I'm having trouble understanding how the switch statement works. The following code works even the value of a is 4. I understand that each case inside a switch statement is not a block with its own local scope but does that mean that the variable x was declared even a is not equal to 2?
int a = 2;
switch(a){
case 2:
int x = 4;
case 3:
x = 5;
case 4:
x = 7;
}
Case 1
int a = 2;
switch(a){
case 2:
int x = 4;
// executes
case 3:
x = 5;
// executes
case 4:
x = 7;
// executes
}
in this value of x will be 7 because the switch won't break if it find a matching case.
Case 2
If you want to stop execution on 2 do the following
int a = 2;
switch(a){
case 2:
int x = 4; // variable declaration works even if case wont match. Validity inside switch for every line of code after this line
break;
// executes and break
case 3:
x = 5;
break;
// executes and break
case 4:
x = 7;
break;
// executes and break
default:
// write default case here
}
You need not use int in every x because of the scope of the declaration throughout the scope.
The scope of the declaration of a variable in the switch will affect the following statements or line of code in the switch. It's because, if the variable declaration it will if the scope is not defined by braces.
Case 3
int a = 3;
switch(a){
case 2:
{
int x = 4;
break; // u can skip this break to.

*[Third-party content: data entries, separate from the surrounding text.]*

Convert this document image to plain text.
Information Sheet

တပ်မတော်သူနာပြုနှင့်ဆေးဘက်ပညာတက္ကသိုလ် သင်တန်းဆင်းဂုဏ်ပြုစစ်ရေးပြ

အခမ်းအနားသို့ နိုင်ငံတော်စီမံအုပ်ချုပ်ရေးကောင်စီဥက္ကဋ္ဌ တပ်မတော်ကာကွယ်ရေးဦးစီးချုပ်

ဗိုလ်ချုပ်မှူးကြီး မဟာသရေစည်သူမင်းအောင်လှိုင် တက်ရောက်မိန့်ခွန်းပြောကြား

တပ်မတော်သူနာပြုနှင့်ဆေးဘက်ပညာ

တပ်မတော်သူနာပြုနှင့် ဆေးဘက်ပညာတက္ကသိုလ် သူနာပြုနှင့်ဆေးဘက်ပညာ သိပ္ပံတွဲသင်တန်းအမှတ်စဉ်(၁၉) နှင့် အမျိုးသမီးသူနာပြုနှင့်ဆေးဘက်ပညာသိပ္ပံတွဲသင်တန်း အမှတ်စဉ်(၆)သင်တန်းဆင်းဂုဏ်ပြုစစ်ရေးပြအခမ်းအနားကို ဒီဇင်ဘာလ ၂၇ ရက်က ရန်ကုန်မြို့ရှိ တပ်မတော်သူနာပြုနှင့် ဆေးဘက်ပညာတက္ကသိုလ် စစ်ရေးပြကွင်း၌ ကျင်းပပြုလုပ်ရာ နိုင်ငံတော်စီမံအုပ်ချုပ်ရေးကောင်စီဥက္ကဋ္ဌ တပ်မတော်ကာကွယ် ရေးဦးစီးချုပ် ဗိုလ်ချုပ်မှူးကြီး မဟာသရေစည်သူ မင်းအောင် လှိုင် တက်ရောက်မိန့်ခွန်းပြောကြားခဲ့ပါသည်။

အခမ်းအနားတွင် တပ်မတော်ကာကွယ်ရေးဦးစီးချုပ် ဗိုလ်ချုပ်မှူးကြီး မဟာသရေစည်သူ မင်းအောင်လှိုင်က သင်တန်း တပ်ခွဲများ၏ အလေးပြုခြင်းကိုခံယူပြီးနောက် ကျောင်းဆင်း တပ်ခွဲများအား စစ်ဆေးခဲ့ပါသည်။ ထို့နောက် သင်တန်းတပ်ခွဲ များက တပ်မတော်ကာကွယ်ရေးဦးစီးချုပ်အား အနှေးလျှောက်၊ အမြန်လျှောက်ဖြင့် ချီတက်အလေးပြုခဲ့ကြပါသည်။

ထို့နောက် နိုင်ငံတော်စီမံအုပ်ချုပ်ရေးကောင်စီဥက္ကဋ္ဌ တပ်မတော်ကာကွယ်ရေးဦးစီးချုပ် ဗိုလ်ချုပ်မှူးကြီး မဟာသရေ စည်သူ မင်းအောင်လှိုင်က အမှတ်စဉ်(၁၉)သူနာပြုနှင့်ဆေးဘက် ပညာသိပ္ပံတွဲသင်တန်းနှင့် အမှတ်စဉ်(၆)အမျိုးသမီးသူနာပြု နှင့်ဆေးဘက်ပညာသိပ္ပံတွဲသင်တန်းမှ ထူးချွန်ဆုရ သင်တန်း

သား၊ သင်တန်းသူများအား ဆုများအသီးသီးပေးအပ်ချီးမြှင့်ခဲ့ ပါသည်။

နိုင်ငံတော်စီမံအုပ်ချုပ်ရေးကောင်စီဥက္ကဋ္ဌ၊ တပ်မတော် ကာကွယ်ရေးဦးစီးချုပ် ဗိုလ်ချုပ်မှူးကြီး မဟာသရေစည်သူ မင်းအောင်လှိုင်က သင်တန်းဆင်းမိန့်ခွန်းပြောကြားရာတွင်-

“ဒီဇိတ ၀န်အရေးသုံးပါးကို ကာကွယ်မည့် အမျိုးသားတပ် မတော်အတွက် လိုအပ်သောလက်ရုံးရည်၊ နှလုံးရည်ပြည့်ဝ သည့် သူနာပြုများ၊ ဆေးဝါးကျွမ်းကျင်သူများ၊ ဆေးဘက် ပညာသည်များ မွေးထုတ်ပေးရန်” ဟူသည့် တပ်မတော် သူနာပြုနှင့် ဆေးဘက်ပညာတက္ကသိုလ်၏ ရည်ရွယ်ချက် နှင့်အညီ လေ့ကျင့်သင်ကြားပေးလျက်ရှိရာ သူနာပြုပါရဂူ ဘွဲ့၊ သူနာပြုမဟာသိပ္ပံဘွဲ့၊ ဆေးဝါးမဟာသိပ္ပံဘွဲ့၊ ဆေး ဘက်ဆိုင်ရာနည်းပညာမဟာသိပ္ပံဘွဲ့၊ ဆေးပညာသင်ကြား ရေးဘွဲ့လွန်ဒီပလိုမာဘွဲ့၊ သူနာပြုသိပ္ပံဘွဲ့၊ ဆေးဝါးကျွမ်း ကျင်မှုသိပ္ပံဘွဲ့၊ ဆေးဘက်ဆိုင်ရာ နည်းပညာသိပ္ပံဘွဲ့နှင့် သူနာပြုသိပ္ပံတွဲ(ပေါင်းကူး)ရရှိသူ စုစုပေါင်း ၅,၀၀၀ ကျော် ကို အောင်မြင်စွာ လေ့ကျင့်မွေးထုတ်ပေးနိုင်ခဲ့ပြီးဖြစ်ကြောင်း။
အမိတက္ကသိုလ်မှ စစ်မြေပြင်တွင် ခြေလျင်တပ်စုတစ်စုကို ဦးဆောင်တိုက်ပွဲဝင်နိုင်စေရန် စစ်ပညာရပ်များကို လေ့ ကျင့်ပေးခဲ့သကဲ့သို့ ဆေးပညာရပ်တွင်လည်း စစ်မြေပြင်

Then also it will throw error.
// x is local variable inside this braces
}
// executes
case 3:
x = 5;
// error
case 4:
x = 7;
// error
System.out.println(""+x);
}
In the above case, it will through the error. Because its scope is only in that case. In this scenario, the scope of a variable is declared inside the braces. so outside that braces, x won't work. Because x is a local variable in that case condition.